Digital Primer


Composition
As it relates to visual media: Composition is the selection and placement of all visual (and non-visual) elements within a piece of work that contributes to the work's interpretation.

Composition is about the ingredients and how those ingredients are put together. You can also think about it as the actors and the characters they are playing. Whatever works for you.

There are literally decades worth of reading material on this topic, so the following are suggestions to help with your visual composition.


These are some artistic elements to consider:

Line - The visual path to help the viewer move within a piece and helps define direction.

Shape - Organic or Geometric shapes defined by edges or areas.

Value - Lightness and Darkness and the differences between the two (Contrast)
.

Texture - Physical or perceived surface qualities.

Color - Hue, Tint, Value, Intensity, and Saturation.

Size - Physical size and relative sizes within the piece; proportion.

Perspective - perceived space creating depth, foreground, middle ground, and background (one point, two point and three point perspective).

Emphasis - generated interest or focus (not necessarily "in focus").

Harmony - consistency within elements, subjects, colors, values etc...

Negative Space - The "lack" of subject or interest in one area, causing greater interest elsewhere within the piece.

Repetition - Reinforcement through repetition. Can evolve into pattern, and/or rhythm.

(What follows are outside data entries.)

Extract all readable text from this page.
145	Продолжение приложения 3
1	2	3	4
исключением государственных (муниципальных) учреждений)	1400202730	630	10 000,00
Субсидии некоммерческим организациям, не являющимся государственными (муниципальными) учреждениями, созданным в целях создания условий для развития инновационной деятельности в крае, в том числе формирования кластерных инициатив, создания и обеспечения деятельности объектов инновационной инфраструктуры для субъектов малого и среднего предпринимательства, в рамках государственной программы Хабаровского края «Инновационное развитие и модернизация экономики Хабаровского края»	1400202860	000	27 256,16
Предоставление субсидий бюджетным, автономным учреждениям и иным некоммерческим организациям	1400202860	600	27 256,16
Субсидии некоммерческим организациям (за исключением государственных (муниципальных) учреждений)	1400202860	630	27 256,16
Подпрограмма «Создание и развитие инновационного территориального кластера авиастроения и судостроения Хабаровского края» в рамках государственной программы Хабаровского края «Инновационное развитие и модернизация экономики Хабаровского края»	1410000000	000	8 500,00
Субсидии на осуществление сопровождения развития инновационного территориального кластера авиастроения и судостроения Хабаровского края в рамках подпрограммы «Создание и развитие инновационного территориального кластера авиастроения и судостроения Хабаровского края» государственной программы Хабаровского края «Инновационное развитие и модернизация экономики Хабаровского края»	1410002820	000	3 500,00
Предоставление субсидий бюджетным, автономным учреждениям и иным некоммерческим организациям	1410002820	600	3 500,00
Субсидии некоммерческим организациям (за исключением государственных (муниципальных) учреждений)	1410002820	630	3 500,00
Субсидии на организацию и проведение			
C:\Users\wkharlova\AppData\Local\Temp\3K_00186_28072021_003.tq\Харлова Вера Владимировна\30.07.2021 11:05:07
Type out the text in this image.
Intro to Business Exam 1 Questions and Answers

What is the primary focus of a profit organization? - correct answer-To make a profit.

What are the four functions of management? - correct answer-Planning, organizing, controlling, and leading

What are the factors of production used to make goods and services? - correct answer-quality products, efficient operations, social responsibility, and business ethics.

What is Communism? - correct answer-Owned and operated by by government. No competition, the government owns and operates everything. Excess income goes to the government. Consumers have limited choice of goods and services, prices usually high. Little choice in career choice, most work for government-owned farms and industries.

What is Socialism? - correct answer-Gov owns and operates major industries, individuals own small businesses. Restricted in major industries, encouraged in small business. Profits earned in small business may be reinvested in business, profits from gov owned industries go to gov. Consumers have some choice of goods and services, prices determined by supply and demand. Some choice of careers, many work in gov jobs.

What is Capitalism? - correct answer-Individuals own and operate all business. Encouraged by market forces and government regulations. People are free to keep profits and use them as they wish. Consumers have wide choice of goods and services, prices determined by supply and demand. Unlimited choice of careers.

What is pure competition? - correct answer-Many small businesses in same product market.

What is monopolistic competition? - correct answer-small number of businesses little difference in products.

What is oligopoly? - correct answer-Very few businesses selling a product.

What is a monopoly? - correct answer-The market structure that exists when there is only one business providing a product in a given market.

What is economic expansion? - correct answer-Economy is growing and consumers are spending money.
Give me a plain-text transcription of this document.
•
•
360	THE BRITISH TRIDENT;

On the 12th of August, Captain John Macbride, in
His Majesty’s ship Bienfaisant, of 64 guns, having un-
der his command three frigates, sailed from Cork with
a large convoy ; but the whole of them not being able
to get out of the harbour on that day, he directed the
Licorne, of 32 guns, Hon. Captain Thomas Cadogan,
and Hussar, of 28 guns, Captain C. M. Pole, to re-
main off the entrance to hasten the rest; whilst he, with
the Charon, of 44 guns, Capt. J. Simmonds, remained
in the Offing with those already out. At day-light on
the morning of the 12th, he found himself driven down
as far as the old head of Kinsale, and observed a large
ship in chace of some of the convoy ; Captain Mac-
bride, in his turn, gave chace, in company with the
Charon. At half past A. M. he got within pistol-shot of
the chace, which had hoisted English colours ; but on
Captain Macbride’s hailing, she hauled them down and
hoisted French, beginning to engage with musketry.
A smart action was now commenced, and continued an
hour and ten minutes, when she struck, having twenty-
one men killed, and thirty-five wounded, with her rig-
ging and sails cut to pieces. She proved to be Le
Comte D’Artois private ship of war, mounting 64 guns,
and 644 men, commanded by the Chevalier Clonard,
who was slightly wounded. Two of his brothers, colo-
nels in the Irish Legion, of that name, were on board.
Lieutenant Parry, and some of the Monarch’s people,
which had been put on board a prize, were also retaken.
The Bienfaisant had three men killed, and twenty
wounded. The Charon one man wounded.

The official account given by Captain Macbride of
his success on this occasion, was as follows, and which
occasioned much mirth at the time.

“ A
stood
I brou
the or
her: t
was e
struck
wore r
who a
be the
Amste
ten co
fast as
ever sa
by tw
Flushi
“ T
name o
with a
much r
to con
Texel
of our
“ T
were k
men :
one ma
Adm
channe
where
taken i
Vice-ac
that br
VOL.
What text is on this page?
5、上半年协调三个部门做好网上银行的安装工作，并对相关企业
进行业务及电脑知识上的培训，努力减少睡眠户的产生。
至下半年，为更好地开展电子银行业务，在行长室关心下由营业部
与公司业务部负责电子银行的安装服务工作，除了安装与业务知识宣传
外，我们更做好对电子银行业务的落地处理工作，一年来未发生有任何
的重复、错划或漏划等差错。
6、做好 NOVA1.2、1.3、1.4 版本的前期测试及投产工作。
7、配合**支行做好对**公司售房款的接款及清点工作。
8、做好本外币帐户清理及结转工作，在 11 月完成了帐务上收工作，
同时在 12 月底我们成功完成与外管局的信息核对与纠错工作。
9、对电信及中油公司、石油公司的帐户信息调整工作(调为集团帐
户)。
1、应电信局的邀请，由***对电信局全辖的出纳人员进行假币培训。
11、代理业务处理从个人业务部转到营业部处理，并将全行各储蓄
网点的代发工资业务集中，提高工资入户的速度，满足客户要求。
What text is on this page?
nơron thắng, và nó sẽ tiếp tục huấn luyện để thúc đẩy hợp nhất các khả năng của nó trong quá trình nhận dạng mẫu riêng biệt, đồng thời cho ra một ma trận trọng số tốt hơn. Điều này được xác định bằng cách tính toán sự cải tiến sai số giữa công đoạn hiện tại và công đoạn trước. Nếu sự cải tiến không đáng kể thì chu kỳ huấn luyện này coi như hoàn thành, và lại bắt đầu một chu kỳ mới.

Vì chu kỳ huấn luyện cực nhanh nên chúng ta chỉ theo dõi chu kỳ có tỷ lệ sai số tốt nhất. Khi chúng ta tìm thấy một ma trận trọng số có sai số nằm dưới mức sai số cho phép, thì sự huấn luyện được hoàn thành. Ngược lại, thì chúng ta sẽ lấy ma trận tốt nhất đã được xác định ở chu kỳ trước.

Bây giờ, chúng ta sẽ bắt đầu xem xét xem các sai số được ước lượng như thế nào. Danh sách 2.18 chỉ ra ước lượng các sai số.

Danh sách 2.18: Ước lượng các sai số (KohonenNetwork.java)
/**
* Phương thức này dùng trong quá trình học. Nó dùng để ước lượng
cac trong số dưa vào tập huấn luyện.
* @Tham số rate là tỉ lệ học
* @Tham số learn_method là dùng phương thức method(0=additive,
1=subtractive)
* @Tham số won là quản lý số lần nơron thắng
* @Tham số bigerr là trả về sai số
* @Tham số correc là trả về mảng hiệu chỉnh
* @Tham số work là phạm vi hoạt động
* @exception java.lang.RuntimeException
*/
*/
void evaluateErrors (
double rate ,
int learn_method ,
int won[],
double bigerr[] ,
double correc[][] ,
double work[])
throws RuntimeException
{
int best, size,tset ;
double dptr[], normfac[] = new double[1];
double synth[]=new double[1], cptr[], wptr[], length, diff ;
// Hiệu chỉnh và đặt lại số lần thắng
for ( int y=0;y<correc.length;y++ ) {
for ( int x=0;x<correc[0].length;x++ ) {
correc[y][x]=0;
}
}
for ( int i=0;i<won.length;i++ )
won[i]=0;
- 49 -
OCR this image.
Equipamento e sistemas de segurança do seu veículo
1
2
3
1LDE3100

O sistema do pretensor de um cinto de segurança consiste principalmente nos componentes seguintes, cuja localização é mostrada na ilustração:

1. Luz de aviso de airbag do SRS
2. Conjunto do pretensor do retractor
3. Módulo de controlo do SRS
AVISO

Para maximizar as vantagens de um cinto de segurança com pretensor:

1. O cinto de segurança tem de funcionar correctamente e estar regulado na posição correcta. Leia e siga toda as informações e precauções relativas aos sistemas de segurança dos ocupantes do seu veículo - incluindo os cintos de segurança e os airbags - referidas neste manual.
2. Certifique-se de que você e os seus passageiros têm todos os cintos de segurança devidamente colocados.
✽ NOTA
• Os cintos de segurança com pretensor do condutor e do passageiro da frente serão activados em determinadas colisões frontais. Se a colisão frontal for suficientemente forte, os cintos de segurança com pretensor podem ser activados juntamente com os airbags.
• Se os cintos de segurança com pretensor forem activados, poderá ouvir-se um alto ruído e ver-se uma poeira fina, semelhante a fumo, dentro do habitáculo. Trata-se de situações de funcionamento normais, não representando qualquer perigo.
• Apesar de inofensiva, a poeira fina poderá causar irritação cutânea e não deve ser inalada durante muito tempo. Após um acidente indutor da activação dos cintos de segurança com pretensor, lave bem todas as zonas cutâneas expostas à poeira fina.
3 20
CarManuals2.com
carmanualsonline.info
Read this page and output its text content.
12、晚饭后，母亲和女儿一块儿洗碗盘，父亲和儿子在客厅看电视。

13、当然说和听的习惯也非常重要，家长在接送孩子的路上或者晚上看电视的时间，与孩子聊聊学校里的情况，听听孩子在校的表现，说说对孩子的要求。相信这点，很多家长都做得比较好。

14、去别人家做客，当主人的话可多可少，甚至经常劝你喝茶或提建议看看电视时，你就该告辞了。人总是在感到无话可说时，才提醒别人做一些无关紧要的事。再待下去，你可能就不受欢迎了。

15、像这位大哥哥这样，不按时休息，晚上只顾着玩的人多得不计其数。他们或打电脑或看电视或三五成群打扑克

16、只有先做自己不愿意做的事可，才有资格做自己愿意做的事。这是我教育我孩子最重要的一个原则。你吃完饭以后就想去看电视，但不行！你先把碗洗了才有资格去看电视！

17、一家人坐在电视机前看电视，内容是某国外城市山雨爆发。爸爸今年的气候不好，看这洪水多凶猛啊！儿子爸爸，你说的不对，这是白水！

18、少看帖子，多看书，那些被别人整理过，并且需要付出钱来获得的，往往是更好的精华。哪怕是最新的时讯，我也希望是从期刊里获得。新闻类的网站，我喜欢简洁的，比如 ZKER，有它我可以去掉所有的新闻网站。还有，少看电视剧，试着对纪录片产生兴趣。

Balance - Even distribution of elements to reinforce symmetry.



Some Rules to try:

The Rule of Thirds

1.) Create a Tic Tac Toe set of lines (break the space up evenly using two vertical and two horizontal lines; creates nine boxes).

2.) Place the object of interest on or near any of the intersecting lines.

3.) If breaking up the space with a horizon, place it on one of the two horizontal lines. This allows for either background or foreground to be dominant.

4.) This keeps your focus point from falling into the center. This also keeps your image from being bisected into two equally dominant image parts. Both flatten an image's sense of space, and yield static composition.

Simplification

1.) Isolate what and why you are taking a picture (your intent).

2.) Identify elements that could compete with your intent such as busy backgrounds or super saturated colors.

3.) Remove, reduce or change competing elements by recomposing, changing or blurring background, or creating negative space.


Get Closer

1.) Fill the frame with the subject. If need be, have the subject fall off the frame. This adds power and emphasis to the expression, action, movement or gesture.

2.) "If it isn't a good image, then you weren't close enough".

3.) Try having the subject touch at least three sides of the image.

4.) Don't "Where's Waldo" your subject. "What is the subject" should never be in question.


Utilize Triadic Harmony

1.) In Visual media, this term represents the use of colors that are evenly spaced around the color wheel. They tend to be vibrant with one color acting as a dominant color and the other two as supporting colors.

2.) Anything can have "triadic harmony", not just color. Utilize one element as the dominant subject, and two as supporting elements.

3.) Place your three elements remembering to place your dominant element utilizing the rule of thirds. This should create flow within the image while emphasizing the main subject.

Don't "Give Up All the Cookies"

1.) Remember that what you DON'T show is as important as what you DO show.

2.) Make sure your viewer has room for interpretation. Try to lead your viewer or elude to information outside the image plane.

3.) Don't Preach. You want to create dialogue or provoke thought.

4.) "Do it First, Better or Different." I got that from Loretta Lynn as quoted in Readers Digest and it is 100% Correct. People want to see new (rare), better (rare but more frequent) or different (majority). Most people fall into the post-modern realm of recombination which basically is taking what you know and giving it your own twist.